À cette attaque, les Celtes rabattirent d’abord de leur confiance orgueilleuse : ils sentirent bien qu’on ne les redoutait pas. D’ailleurs, les troupes légères, qui tombaient sur eux avant qu’ils pussent prendre leur ordre accoutumé et se diviser par bataillons, mettaient la confusion dans leurs rangs, et les forçaient de combattre en désordre, chacun dans la place que lui assignait le hasard. Enfin, Camille fait avancer son corps d’armée, et les barbares se jettent sur les Romains l’épée haute ; mais ceux-ci opposent leurs longues piques, et ils présentent aux coups des corps couverts de fer ; et les épées des barbares, qui étaient de fer non trempé, et qui avaient les lames minces et aplaties, pliaient aisément et se courbaient en deux[1]. Leurs boucliers étaient hérissés des longues piques qui s’y étaient enfoncées ; et c’était là un poids insupportable : aussi abandonnaient-ils leurs propres armes, se jetant sur les piques des Romains, pour les leur arracher.
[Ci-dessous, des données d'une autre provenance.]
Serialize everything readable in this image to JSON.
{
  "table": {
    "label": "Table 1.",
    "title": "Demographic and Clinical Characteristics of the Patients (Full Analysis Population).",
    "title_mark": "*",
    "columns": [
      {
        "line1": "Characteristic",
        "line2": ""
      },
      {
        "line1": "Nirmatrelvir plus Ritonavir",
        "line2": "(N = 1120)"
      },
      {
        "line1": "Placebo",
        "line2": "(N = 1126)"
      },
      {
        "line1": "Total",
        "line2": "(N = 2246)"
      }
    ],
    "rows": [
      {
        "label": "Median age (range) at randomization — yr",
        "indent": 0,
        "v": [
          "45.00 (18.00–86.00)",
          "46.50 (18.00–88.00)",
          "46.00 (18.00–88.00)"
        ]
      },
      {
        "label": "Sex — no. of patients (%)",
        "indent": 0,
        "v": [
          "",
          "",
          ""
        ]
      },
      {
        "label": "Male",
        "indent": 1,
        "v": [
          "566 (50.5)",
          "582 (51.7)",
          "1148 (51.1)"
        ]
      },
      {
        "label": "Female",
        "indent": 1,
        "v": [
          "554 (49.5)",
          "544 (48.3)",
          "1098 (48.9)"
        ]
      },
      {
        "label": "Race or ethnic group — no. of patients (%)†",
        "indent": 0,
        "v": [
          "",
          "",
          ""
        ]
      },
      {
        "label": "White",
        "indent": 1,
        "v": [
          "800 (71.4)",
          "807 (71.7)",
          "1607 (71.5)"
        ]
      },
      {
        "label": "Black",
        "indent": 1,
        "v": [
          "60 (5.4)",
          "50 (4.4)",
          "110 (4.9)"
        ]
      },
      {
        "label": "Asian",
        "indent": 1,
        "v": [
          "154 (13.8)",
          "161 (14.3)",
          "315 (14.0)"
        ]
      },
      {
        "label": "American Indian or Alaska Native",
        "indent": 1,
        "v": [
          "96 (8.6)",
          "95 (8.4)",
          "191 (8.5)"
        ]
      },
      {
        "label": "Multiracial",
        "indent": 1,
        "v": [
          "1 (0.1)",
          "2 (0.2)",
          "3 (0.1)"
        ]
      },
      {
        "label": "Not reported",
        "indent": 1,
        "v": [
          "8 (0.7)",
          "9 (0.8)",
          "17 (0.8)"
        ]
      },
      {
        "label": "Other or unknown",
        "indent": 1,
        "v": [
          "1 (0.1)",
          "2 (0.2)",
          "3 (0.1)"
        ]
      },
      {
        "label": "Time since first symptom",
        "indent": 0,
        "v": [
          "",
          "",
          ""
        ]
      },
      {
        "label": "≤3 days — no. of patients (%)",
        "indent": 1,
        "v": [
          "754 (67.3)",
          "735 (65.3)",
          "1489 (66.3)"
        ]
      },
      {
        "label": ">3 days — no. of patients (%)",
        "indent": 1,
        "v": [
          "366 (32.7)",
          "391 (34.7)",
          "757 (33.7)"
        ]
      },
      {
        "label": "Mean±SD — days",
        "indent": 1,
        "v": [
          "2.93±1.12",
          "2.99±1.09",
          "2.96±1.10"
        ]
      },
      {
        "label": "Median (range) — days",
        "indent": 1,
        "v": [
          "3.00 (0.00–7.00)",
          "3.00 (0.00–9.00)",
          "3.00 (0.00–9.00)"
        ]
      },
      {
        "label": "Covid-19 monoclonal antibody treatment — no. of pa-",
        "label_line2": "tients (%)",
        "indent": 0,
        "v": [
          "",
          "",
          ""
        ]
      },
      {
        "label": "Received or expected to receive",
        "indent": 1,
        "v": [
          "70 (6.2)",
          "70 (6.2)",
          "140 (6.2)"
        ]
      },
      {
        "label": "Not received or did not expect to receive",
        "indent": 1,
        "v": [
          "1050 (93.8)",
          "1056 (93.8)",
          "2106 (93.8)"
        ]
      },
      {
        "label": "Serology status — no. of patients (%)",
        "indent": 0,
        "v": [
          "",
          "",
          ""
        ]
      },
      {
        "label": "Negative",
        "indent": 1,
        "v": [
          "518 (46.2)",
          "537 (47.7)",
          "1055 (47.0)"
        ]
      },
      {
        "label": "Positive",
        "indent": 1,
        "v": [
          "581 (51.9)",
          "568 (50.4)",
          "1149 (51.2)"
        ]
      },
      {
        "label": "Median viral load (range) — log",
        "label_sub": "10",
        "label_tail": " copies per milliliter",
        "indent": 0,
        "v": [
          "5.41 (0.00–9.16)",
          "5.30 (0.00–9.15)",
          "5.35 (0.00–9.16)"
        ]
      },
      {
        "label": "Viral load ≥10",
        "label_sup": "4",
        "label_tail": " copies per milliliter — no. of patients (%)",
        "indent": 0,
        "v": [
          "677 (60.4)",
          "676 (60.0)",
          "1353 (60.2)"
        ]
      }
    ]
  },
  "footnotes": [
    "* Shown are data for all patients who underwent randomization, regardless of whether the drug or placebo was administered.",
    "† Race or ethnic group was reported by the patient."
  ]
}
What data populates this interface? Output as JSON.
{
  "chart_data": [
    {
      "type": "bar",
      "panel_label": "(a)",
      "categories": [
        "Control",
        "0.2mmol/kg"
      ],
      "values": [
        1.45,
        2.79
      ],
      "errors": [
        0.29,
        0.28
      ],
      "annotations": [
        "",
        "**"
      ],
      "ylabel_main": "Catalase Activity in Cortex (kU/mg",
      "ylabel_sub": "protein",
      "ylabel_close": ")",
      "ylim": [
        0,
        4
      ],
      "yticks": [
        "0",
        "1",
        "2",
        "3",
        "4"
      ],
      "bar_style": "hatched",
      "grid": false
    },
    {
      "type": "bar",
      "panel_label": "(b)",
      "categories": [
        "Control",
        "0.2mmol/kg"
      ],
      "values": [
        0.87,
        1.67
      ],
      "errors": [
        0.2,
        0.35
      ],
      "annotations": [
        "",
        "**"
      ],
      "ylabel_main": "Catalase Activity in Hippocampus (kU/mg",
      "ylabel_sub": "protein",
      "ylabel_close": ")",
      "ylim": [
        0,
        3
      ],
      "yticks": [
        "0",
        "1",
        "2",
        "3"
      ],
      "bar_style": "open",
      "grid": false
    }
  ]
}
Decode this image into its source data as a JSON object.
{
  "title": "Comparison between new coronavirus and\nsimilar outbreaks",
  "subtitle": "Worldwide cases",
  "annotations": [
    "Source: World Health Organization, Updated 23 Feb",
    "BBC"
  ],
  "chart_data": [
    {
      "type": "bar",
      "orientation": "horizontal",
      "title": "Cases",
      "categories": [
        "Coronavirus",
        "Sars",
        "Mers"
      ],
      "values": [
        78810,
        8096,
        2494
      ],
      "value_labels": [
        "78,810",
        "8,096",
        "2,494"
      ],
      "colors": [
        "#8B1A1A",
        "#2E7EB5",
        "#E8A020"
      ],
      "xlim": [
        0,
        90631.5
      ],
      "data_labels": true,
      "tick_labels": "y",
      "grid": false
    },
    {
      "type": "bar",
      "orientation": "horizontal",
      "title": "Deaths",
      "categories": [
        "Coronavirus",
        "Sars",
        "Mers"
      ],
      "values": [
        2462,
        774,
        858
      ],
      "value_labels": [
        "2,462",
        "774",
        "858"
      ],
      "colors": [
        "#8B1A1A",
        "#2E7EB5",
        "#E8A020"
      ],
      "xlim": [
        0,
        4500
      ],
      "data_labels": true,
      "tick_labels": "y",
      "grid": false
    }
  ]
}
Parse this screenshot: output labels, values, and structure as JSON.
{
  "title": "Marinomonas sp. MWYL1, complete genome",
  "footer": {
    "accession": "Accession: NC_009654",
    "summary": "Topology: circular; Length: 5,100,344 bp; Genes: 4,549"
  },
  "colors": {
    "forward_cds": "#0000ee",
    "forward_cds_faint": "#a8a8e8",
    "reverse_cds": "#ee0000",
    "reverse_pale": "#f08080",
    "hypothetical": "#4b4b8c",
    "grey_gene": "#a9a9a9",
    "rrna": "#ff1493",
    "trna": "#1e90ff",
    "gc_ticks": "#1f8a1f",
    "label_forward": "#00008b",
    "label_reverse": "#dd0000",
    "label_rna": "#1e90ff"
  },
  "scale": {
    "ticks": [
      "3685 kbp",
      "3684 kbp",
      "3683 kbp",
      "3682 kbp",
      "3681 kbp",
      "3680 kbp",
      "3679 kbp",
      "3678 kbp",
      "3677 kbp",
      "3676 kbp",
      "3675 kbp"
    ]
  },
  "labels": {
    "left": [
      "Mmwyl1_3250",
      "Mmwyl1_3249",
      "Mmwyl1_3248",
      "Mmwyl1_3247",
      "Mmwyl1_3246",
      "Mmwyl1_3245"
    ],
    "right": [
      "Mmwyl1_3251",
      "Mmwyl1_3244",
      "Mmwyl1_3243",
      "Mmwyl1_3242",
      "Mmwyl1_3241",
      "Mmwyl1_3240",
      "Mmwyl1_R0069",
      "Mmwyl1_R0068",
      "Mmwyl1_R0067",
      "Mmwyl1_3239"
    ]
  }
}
Les Romains, qui les voient s’offrir ainsi à découvert, mettent l’épée à la main, et font un grand carnage des premiers rangs. Les autres prennent la fuite çà et là par la plaine ; car les collines et les hauteurs, Camille s’en était saisi d’avance, et les barbares savaient que l’ennemi se rendrait aisément maître de leur camp. Cette bataille se donna, dit-on, la treizième année après la prise de Rome[2]. Les Romains y appri-

  1. Ces épées n’étaient que de mauvais sabres.
  2. D’après Tite-Live, c’est la vingt-troisième année. Il est possible que ce ne soit, dans Plutarque, qu’une faute de copiste, et non pas une erreur de l’historien.